Mr Konza: The Netherlands is used for treaty shopping, to allow you to move money around the world without a transaction cost as you go. They are just insuring against change in treaty and law arrangements around the world and hedging their arrangements.

And to conclude, this exchange neatly summarises some of the different strands in the on going corporate income tax debate:

Senator EDWARDS: We have not gone down the well-worn path of the multilateral requirement of the OECD and the G20 countries—and I know that you, Mr Konza, are working very actively in that space. It adds a layer of complexity which, I can see from a helicopter view of this situation, is something of a restriction for you; you have got to operate in that space. Needless to say I am sensing today that you are hungry for some definition in transfer pricing that will provide you with a test case so you will then be able to pursue the new legislation and be able to extract from those companies involved in transfer pricing what you believe is Australia's true and correct taxation amount from those companies.

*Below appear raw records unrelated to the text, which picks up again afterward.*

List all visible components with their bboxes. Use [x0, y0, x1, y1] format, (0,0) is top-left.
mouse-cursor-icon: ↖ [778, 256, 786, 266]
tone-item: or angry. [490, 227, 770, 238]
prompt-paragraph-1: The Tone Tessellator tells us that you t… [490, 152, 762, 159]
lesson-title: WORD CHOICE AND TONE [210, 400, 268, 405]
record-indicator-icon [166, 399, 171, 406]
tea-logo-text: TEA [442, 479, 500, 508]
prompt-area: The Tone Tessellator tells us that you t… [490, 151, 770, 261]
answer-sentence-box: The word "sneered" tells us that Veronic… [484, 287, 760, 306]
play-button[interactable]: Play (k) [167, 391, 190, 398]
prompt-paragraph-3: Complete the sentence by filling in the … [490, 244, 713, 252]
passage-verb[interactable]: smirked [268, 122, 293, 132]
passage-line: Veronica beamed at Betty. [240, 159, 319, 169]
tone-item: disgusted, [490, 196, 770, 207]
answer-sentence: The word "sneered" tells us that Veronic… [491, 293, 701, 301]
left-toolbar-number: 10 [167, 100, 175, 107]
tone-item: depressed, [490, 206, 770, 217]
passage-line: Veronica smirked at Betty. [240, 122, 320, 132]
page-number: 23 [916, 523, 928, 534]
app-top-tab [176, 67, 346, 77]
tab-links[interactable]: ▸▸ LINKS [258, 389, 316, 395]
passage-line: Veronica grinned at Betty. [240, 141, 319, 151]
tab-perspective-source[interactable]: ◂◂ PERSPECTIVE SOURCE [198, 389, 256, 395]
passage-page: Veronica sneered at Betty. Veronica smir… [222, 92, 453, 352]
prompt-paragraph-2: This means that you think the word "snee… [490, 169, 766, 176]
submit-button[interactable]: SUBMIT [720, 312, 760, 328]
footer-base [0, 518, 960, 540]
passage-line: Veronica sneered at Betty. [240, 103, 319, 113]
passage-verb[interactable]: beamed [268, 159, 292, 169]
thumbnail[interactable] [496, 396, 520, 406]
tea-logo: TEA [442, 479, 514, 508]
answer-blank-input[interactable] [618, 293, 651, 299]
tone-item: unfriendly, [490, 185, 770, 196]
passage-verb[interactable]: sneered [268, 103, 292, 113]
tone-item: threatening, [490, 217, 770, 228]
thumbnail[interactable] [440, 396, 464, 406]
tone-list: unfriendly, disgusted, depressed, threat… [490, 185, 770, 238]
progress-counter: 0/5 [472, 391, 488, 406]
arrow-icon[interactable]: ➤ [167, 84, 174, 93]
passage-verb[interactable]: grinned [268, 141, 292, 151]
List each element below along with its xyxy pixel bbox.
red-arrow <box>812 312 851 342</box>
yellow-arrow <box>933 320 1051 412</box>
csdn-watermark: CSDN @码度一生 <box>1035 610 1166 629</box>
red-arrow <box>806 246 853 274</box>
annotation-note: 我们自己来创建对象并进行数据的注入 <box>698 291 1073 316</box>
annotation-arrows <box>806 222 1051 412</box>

Mr Jordan: That is right because there are two very distinct areas here. One is the pure transfer pricing issue where companies do report their sales here, like Apple do, but the transfer pricing issue is the amount charged to them by their affiliates for that product. So that is transfer pricing. We are really keen, as you say, to get something up to test those provisions in the courts. No doubt that will go fully through the whole Federal Court, the full Federal Court and perhaps even the High Court and it will take a while but we really want that to happen. We are working with the Federal Court to be able to do things in a quicker way. It is not just us; sometimes the court system itself is a very lengthy process to even get the thing to the hearing. So we have to do that. The second element is not a transfer pricing one as such but it is more the Google scenario where they claim the income is never even here.

Senator EDWARDS: I was going to get to that.

Mr Jordan: That is the OECD one. That is the G20 one. That is the one where I have said in an earlier hearing that the best outcome there is to have a new set of clearer international rules that all the major countries adopt domestically that has a better allocation of taxing rights rather than the design that was done in the 1920s that all has to do with where the contract was signed and where the permanent presence is—things that are just not appropriate in the digital delivery of products and services anymore.